Doctoral Dissertation Research: Understanding the Barriers to Political Representation of Women
University Of California-Berkeley, Berkeley CA
Investigators
Abstract
This study examines how women become candidates in new democracies. While the number of women in elected positions has been slowly increasing over time in many countries, there is limited understanding of the unique challenges that often make it more difficult for women to become candidates when compared to men. To explain why women may be less likely to be selected as candidates, this study focuses on the role played by party gatekeepers in party-controlled candidate nominations. Drawing on insights from interviews with party officials and candidates, the PI examines how barriers in candidate selection are magnified for women through the informal selection criteria used by the party gatekeepers who assess and rank candidates. Although both male and female candidates are subjected to informal selection criteria at local and national levels, only women must visibly demonstrate that they satisfy the financial and mobilizing expectations of party gatekeepers.

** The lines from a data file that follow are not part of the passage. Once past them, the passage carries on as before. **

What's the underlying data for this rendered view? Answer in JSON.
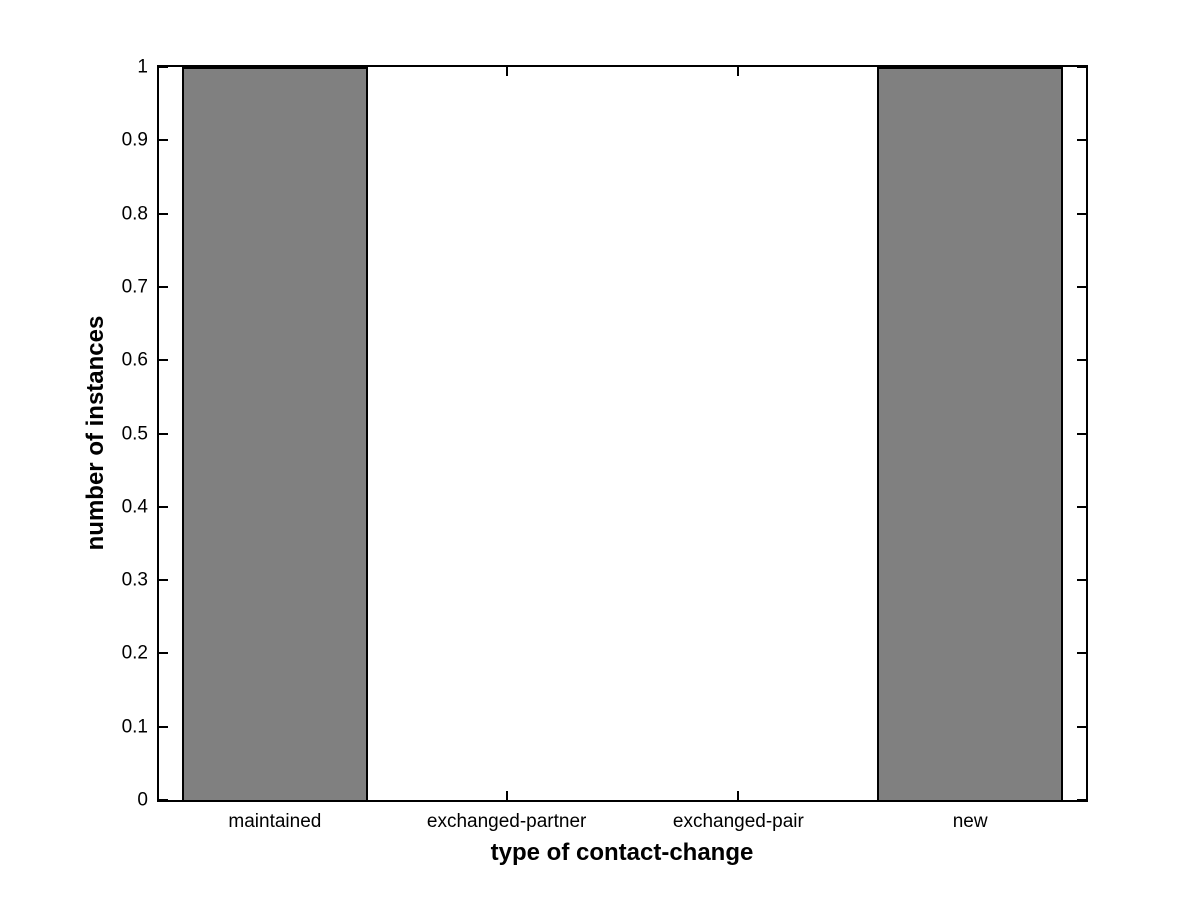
{
  "figure": {
    "background": "#ffffff"
  },
  "chart_data": {
    "type": "bar",
    "title": "",
    "xlabel": "type of contact-change",
    "ylabel": "number of instances",
    "categories": [
      "maintained",
      "exchanged-partner",
      "exchanged-pair",
      "new"
    ],
    "values": [
      1,
      0,
      0,
      1
    ],
    "ylim": [
      0,
      1
    ],
    "ytick_step": 0.1,
    "ytick_labels": [
      "0",
      "0.1",
      "0.2",
      "0.3",
      "0.4",
      "0.5",
      "0.6",
      "0.7",
      "0.8",
      "0.9",
      "1"
    ],
    "bar_color": "#808080",
    "bar_edge_color": "#000000",
    "bar_width_fraction": 0.8,
    "axis_color": "#000000",
    "grid": "off",
    "legend": "none",
    "box": "on",
    "tick_direction": "in"
  }
}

These gendered expectations entail greater costs for women seeking party nominations because they must demonstrate their wealth and their connections during the candidate selection process in ways that are not demanded from men. This study provides new insights into the organizational impediments to women's inclusion in politics. It shows how biases can arise and be replicated within a party's candidate selection process. This study contributes to new knowledge in the study of women in politics in developing countries where democratic institutions remain weak. First, while existing scholarship of women office-seekers tends to focus on aggregate measures of legislative representation or their success as party candidates in elections, the project focuses on the understudied first-order questions: How do women become candidates? Do they face obstacles that are different from men? This study includes a survey that employs a novel design to assess how party members' candidate preferences are influenced by political experience, ambivalent sexism, and financial or mobilizational expectations. Experimentally, the survey employs two different designs to assess the project's hypotheses. This award reflects NSF's statutory mission and has been deemed worthy of support through evaluation using the Foundation's intellectual merit and broader impacts review criteria.